Big Thief
Two Hands
- 4AD
- 2019
- 40 minutes
On ne l’attendait certes pas aussi vite ce quatrième album de Big Thief! Pas plus tard qu’en mai dernier, le quatuor de Brooklyn nous offrait le somptueux U.F.O.F., petit bijou d’indie folk à la sensibilité émouvante. Et voilà que nous arrive Two Hands, qui parvient non seulement à égaler la richesse de son prédécesseur, mais qui la surpasse même en misant sur une approche plus spontanée et plus viscérale…
Il y a quelque chose de frondeur de la part de Big Thief de sortir ainsi deux albums en moins de six mois. Oui, bien sûr, on connaît la productivité légendaire de Ty Segall ou de King Gizzard & the Lizard Wizard, mais venant d’un groupe qui venait d’offrir son album le plus abouti en carrière, la manœuvre a de quoi surprendre. En effet, il y avait un risque de diluer l’intérêt généré par U.F.O.F. en proposant déjà un nouvel opus qui pourrait ne pas obtenir le même accueil. Mais le résultat est si fort qu’on ne peut que s’avouer vaincu devant pareille démonstration d’assurance.
Two Hands ne se veut pas du tout une suite à U.F.O.F., même si Big Thief l’a décrit comme le pendant « terrestre » de son jumeau « céleste ». D’abord, les deux albums ont été enregistrés dans des conditions complètement différentes : la nature abondante de Woodinville, dans l’État de Washington, dans le cas d’U.F.O.F.; le désert aride de Sornillo, au Texas, dans le cas de Two Hands. Le groupe a aussi misé cette fois sur une approche beaucoup plus directe en studio : le moins d’overdubs possible et des prises captées en direct pour la voix. Le résultat est poignant, et encore plus intense en raison du caractère brut, voire imparfait, d’une telle interprétation.

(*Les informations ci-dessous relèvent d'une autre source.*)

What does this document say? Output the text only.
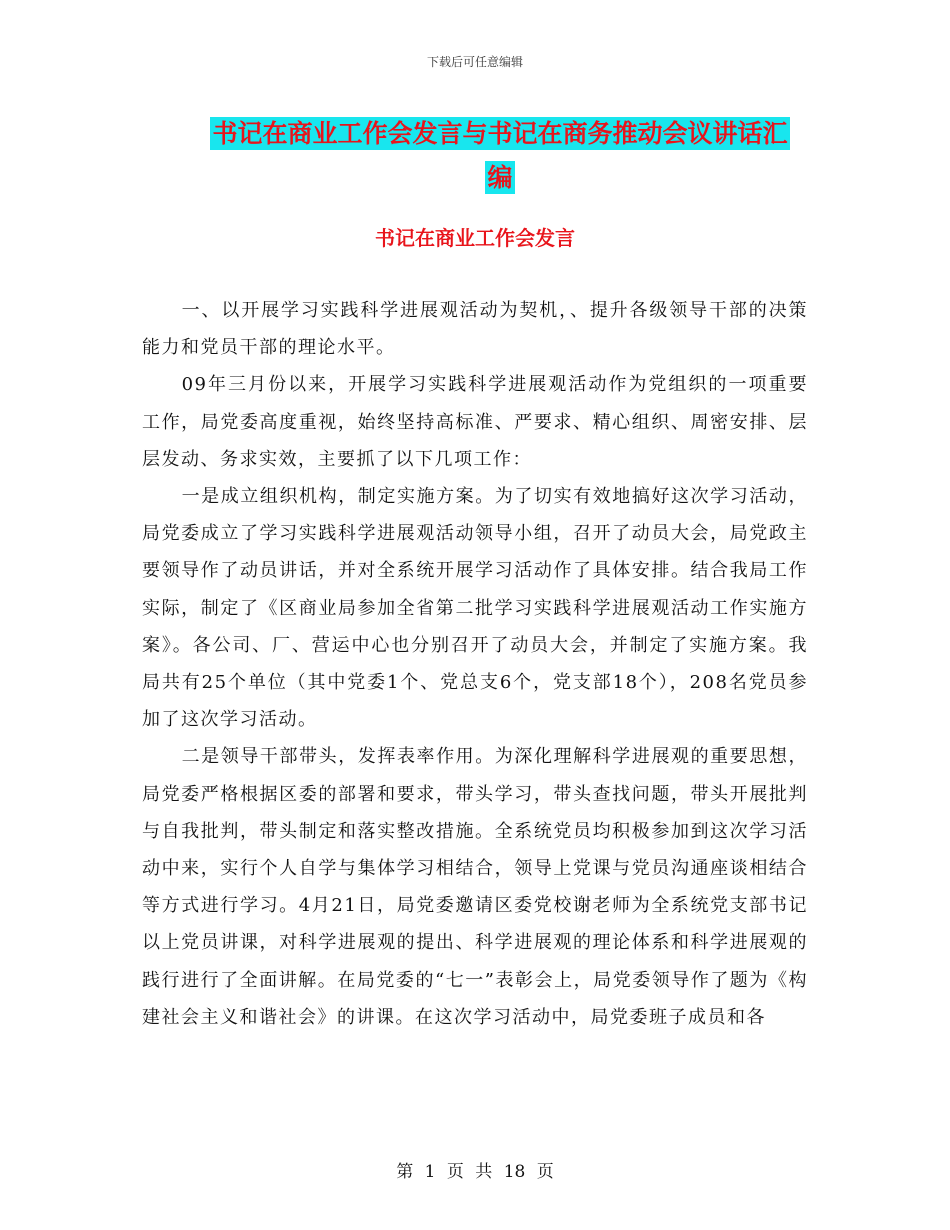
下载后可任意编辑
书记在商业工作会发言与书记在商务推动会议讲话汇
编
书记在商业工作会发言

一、以开展学习实践科学进展观活动为契机，、提升各级领导干部的决策能力和党员干部的理论水平。

09年三月份以来，开展学习实践科学进展观活动作为党组织的一项重要工作，局党委高度重视，始终坚持高标准、严要求、精心组织、周密安排、层层发动、务求实效，主要抓了以下几项工作：

一是成立组织机构，制定实施方案。为了切实有效地搞好这次学习活动，局党委成立了学习实践科学进展观活动领导小组，召开了动员大会，局党政主要领导作了动员讲话，并对全系统开展学习活动作了具体安排。结合我局工作实际，制定了《区商业局参加全省第二批学习实践科学进展观活动工作实施方案》。各公司、厂、营运中心也分别召开了动员大会，并制定了实施方案。我局共有25个单位（其中党委1个、党总支6个，党支部18个），208名党员参加了这次学习活动。

二是领导干部带头，发挥表率作用。为深化理解科学进展观的重要思想，局党委严格根据区委的部署和要求，带头学习，带头查找问题，带头开展批判与自我批判，带头制定和落实整改措施。全系统党员均积极参加到这次学习活动中来，实行个人自学与集体学习相结合，领导上党课与党员沟通座谈相结合等方式进行学习。4月21日，局党委邀请区委党校谢老师为全系统党支部书记以上党员讲课，对科学进展观的提出、科学进展观的理论体系和科学进展观的践行进行了全面讲解。在局党委的“七一”表彰会上，局党委领导作了题为《构建社会主义和谐社会》的讲课。在这次学习活动中，局党委班子成员和各

第 1 页 共 18 页
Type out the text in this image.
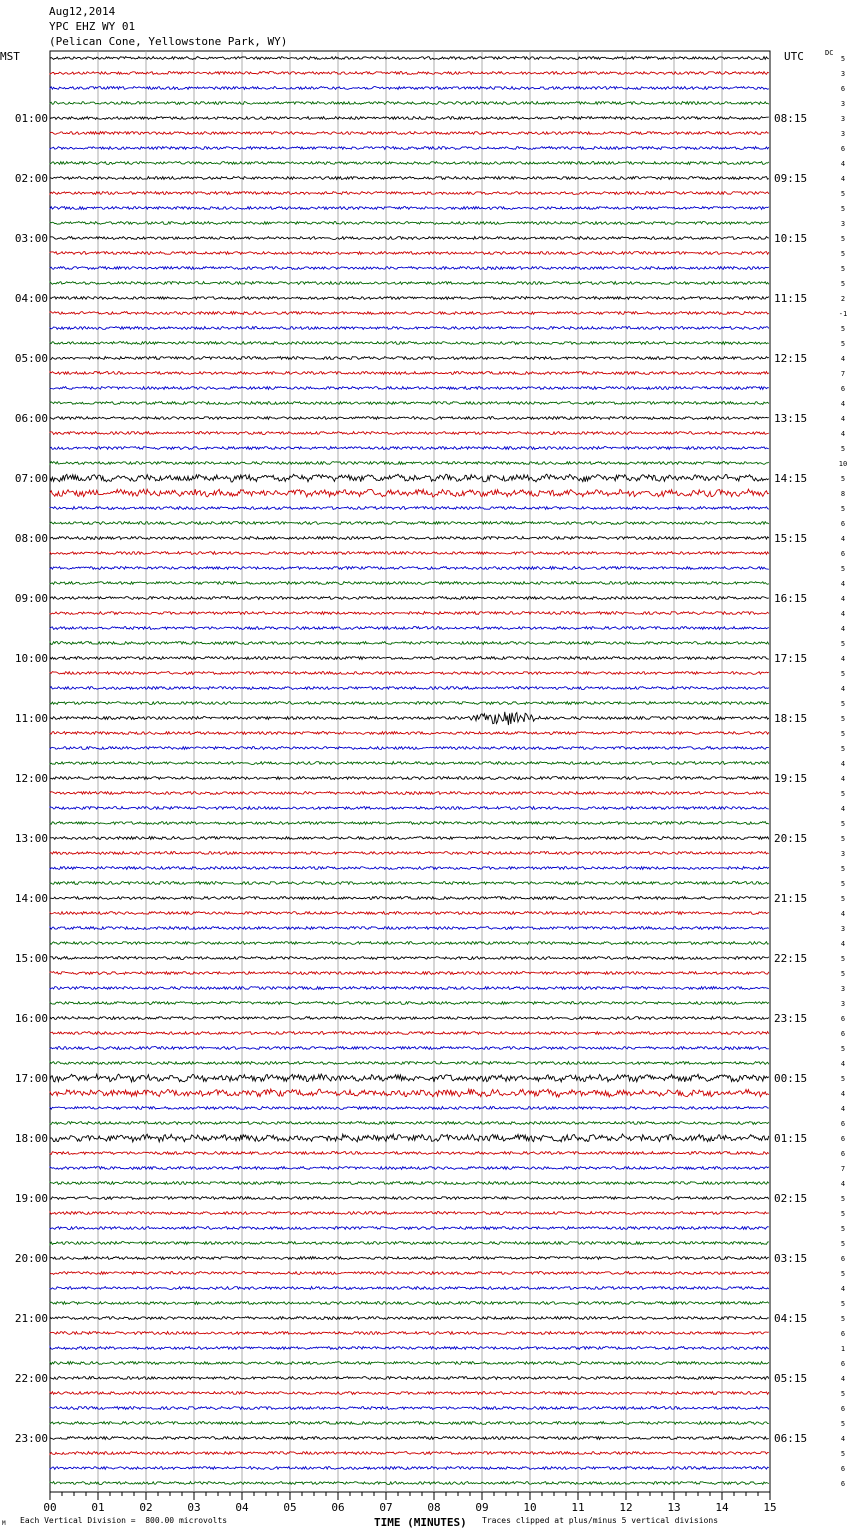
Aug12,2014
YPC EHZ WY 01
(Pelican Cone, Yellowstone Park, WY)
MST	UTC	DC
00	01	02	03	04	05	06	07	08	09	10	11	12	13	14	15
5
3
6
3
3
3
6
4
4
5
5
3
5
5
5
5
2
-1
5
5
4
7
6
4
4
4
5
10
5
8
5
6
4
6
5
4
4
4
4
5
4
5
4
5
5
5
5
4
4
5
4
5
5
3
5
5
5
4
3
4
5
5
3
3
6
6
5
4
5
4
4
6
6
6
7
4
5
5
5
5
6
5
4
5
5
6
1
6
4
5
6
5
4
5
6
6
01:00
02:00
03:00
04:00
05:00
06:00
07:00
08:00
09:00
10:00
11:00
12:00
13:00
14:00
15:00
16:00
17:00
18:00
19:00
20:00
21:00
22:00
23:00
08:15
09:15
10:15
11:15
12:15
13:15
14:15
15:15
16:15
17:15
18:15
19:15
20:15
21:15
22:15
23:15
00:15
01:15
02:15
03:15
04:15
05:15
06:15
TIME (MINUTES)
Each Vertical Division =  800.00 microvolts	Traces clipped at plus/minus 5 vertical divisions
M
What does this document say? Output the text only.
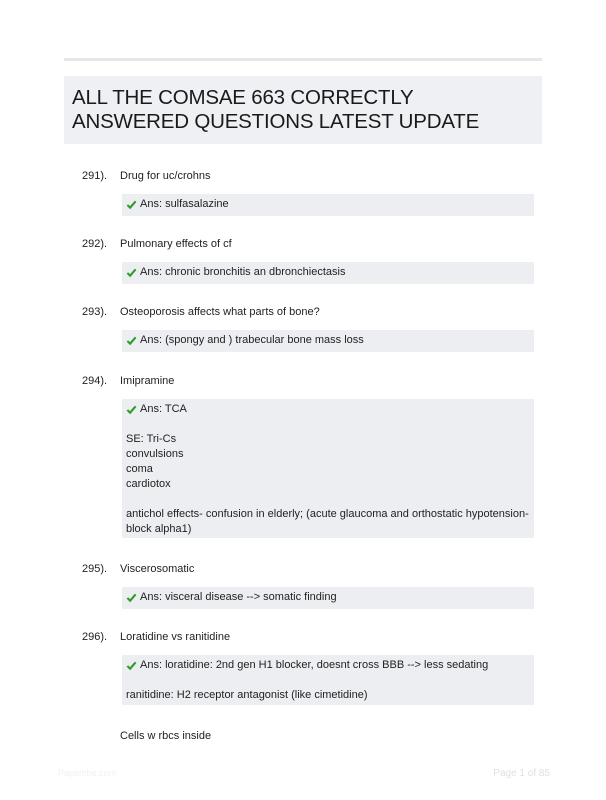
ALL THE COMSAE 663 CORRECTLY ANSWERED QUESTIONS LATEST UPDATE
291). Drug for uc/crohns
Ans: sulfasalazine
292). Pulmonary effects of cf
Ans: chronic bronchitis an dbronchiectasis
293). Osteoporosis affects what parts of bone?
Ans: (spongy and ) trabecular bone mass loss
294). Imipramine
Ans: TCA

SE: Tri-Cs
convulsions
coma
cardiotox

antichol effects- confusion in elderly; (acute glaucoma and orthostatic hypotension-block alpha1)
295). Viscerosomatic
Ans: visceral disease --> somatic finding
296). Loratidine vs ranitidine
Ans: loratidine: 2nd gen H1 blocker, doesnt cross BBB --> less sedating

ranitidine: H2 receptor antagonist (like cimetidine)
Cells w rbcs inside
Papertibe.com	Page 1 of 85
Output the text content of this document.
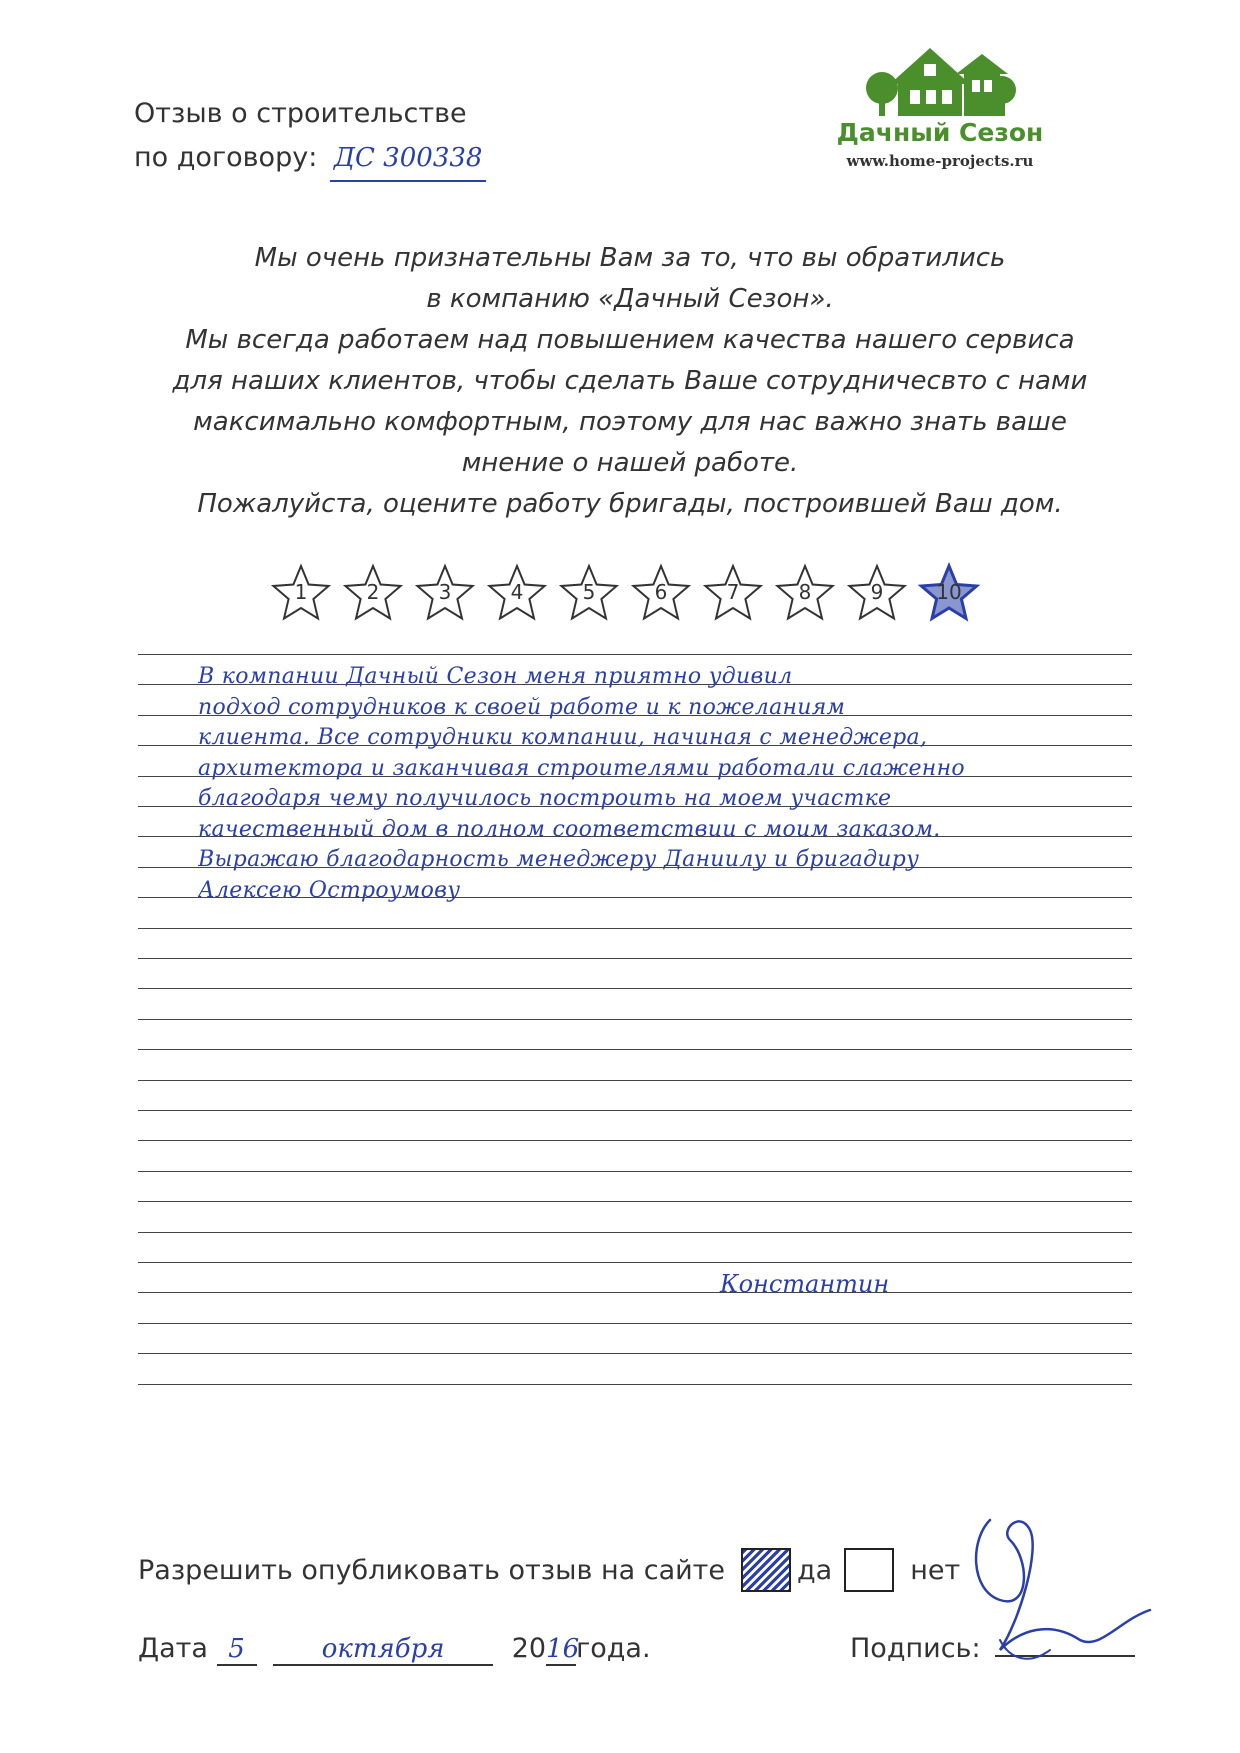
Отзыв о строительстве
по договору: ДС 300338
Дачный Сезон
www.home-projects.ru

Мы очень признательны Вам за то, что вы обратились

в компанию «Дачный Сезон».

Мы всегда работаем над повышением качества нашего сервиса

для наших клиентов, чтобы сделать Ваше сотрудничесвто с нами

максимально комфортным, поэтому для нас важно знать ваше

мнение о нашей работе.

Пожалуйста, оцените работу бригады, построившей Ваш дом.

1	2	3	4	5	6	7	8	9	10
В компании Дачный Сезон меня приятно удивил
подход сотрудников к своей работе и к пожеланиям
клиента. Все сотрудники компании, начиная с менеджера,
архитектора и заканчивая строителями работали слаженно
благодаря чему получилось построить на моем участке
качественный дом в полном соответствии с моим заказом.
Выражаю благодарность менеджеру Даниилу и бригадиру
Алексею Остроумову
Константин
Разрешить опубликовать отзыв на сайте	да	нет
Дата 5	октября 2016года.	Подпись:
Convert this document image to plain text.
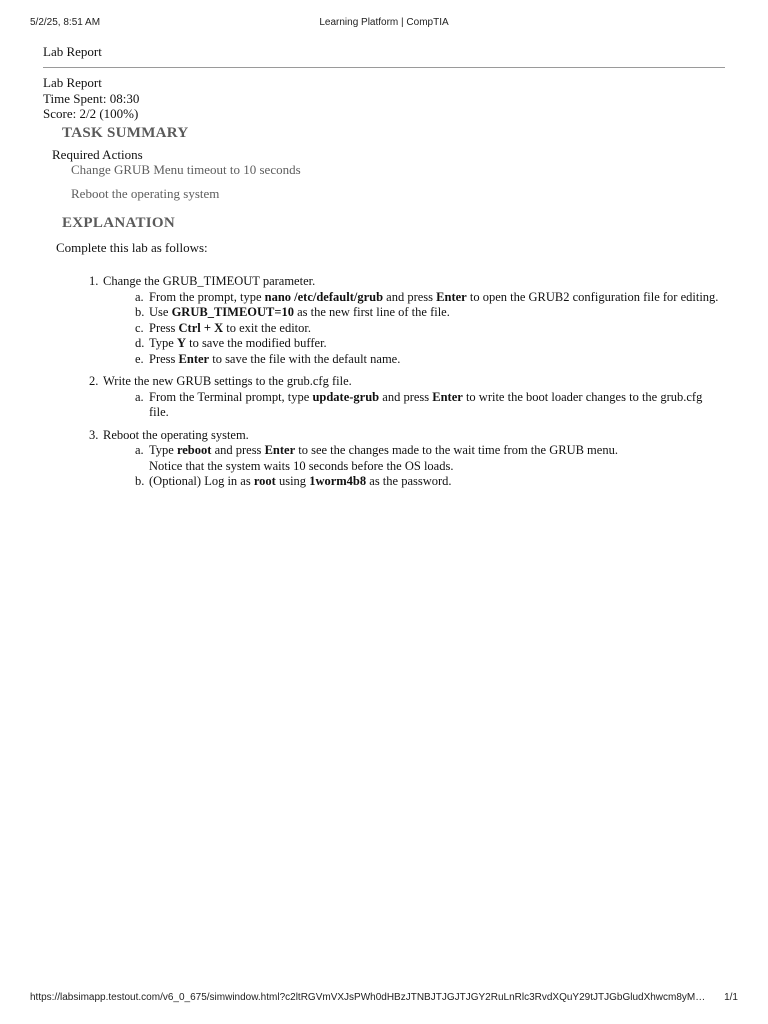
5/2/25, 8:51 AM	Learning Platform | CompTIA
Lab Report
Lab Report
Time Spent: 08:30
Score: 2/2 (100%)
TASK SUMMARY
Required Actions
Change GRUB Menu timeout to 10 seconds
Reboot the operating system
EXPLANATION
Complete this lab as follows:
1. Change the GRUB_TIMEOUT parameter.
a. From the prompt, type nano /etc/default/grub and press Enter to open the GRUB2 configuration file for editing.
b. Use GRUB_TIMEOUT=10 as the new first line of the file.
c. Press Ctrl + X to exit the editor.
d. Type Y to save the modified buffer.
e. Press Enter to save the file with the default name.
2. Write the new GRUB settings to the grub.cfg file.
a. From the Terminal prompt, type update-grub and press Enter to write the boot loader changes to the grub.cfg file.
3. Reboot the operating system.
a. Type reboot and press Enter to see the changes made to the wait time from the GRUB menu.
Notice that the system waits 10 seconds before the OS loads.
b. (Optional) Log in as root using 1worm4b8 as the password.
https://labsimapp.testout.com/v6_0_675/simwindow.html?c2ltRGVmVXJsPWh0dHBzJTNBJTJGJTJGY2RuLnRlc3RvdXQuY29tJTJGbGludXhwcm8yM…	1/1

La voix si distinctive et les talents d’écriture d’Adrianne Lenker ont toujours été au cœur de la démarche de Big Thief, et c’est encore plus frappant sur Two Hands. La musicienne elle-même a affirmé qu’il s’agissait de la collection de chansons dont elle est la plus fière (« je peux m’imaginer les chanter encore quand je serai vieille », a-t-elle dit) et on comprend aisément pourquoi. En effet, sa voix n’a jamais semblé aussi forte et fragile à la fois, le tout renforcé par des textes coup-de-poing, parmi les plus troublants de sa carrière encore toute jeune. Sur la magnifique Forgotten Eyes, elle lance un appel à la compassion face au sort des plus vulnérables avec des vers tout simples comme « Everybody needs a home and deserves protection », sa voix brisant sur le mot « needs » comme si elle-même avait peine à soutenir la force de sa propre poésie. Ailleurs, sur la délicate Cut My Hair, elle implore quelqu’un de lui donner un peu d’attention, telle une petite fille négligée par ses parents :
« Tell me I’m pretty
Tell me I’m rare
Talk to the boy in me
He’s there ».
– Cut My Hair
Sauf que la beauté de Two Hands ne tient pas seulement à la présence imposante de Lenker, mais aussi à la parfaite cohésion qu’elle affiche avec ses acolytes. La basse sinueuse de Max Oleartchik donne une magnifique rondeur à la pièce-titre, tandis que la batterie de James Krivchenia soutient admirablement le texte dans la ballade Wolf. Mais les deux chansons phares sont Shoulders et Not, que la formation trimballe en concert depuis un bon moment déjà, et qui montrent Big Thief à son plus brut. Sur la première, Lenker regarde la mort droit dans les yeux sur un texte d’une rare violence (« The blood of the man who killed my mother with his hands is in me »), tandis que le groupe passe en mode plus rock afin d’égaler son intensité. Not frappe encore plus fort, avec la voix de Lenker qui menace de craquer à tout moment, le tout culminant dans un solo dissonant du guitariste Buck Meek. Du très grand art.
Si U.F.O.F. se démarquait par son mélange d’intensité et de sensibilité, Two Hands montre que la douleur et la beauté ne sont pas des concepts si éloignés l’un de l’autre. Big Thief a beau avoir eu le culot d’appeler son premier album Masterpiece en 2016, c’est ici que le groupe américain signe son véritable chef-d’œuvre.